Design and analysis of electrothermal metasurfaces

TL;DR

This paper investigates finite-size electrothermal metasurfaces made of gold nanorods, demonstrating rapid response times and tunable temperature uniformity, advancing practical thermal infrared control.

Contribution

It reveals that small finite arrays of gold nanorods can achieve near-infinite resonance properties with nanosecond response times and tunable temperature uniformity.

Findings

Finite arrays achieve resonance close to infinite cases.

Response time can be reduced to nanoseconds.

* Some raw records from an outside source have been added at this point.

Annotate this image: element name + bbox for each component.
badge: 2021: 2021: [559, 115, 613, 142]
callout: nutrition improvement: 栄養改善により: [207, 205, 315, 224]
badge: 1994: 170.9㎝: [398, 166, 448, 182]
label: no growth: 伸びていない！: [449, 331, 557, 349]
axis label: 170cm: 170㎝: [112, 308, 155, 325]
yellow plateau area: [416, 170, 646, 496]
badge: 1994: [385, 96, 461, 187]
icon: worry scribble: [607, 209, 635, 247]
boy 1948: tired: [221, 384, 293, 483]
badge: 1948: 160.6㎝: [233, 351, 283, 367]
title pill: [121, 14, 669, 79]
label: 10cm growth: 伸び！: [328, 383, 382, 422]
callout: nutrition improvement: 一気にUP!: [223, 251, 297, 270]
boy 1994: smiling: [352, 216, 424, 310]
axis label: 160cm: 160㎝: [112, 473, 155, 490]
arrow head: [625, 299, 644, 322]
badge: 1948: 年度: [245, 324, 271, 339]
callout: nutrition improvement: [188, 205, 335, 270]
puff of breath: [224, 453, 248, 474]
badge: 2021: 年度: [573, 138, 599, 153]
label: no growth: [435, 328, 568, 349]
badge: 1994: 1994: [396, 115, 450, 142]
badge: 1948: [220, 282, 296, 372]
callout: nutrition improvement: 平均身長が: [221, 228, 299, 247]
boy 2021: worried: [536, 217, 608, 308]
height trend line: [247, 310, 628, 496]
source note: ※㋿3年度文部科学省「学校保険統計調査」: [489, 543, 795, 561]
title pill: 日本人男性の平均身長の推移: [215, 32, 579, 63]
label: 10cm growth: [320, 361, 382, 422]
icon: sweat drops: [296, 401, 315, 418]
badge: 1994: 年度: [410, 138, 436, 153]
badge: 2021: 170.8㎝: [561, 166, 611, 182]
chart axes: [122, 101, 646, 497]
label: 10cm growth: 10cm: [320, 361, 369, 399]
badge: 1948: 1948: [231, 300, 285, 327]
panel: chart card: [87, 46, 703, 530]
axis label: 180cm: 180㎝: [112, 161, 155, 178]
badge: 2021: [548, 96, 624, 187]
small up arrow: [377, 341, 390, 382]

Temperature uniformity can be tuned to sub-Kelvin levels.

Abstract

Electrothermal metasurfaces have attracted extensive attention due to their ability to dynamically control thermal infrared radiation. Although previous studies were mainly focused on the metasurfaces with infinite unit cells, the finite-size effect can be a critical design factor for developing thermal metasurfaces with fast response and broad temperature uniformity in practice. Here, we study the thermal metasurfaces consisting of gold nanorods with a finite array size, which, with only several periods, can achieve a resonance close to that of the infinite case. More importantly, such a small footprint due to the finite array size results in the response time down to a nanosecond level. Furthermore, the number of the unit cells in the direction perpendicular to the axis of the nanorods is found to be insensitive to the resonance and response time, thus providing a tunability in aspect ratio that can boost the temperature uniformity in the sub-Kelvin level.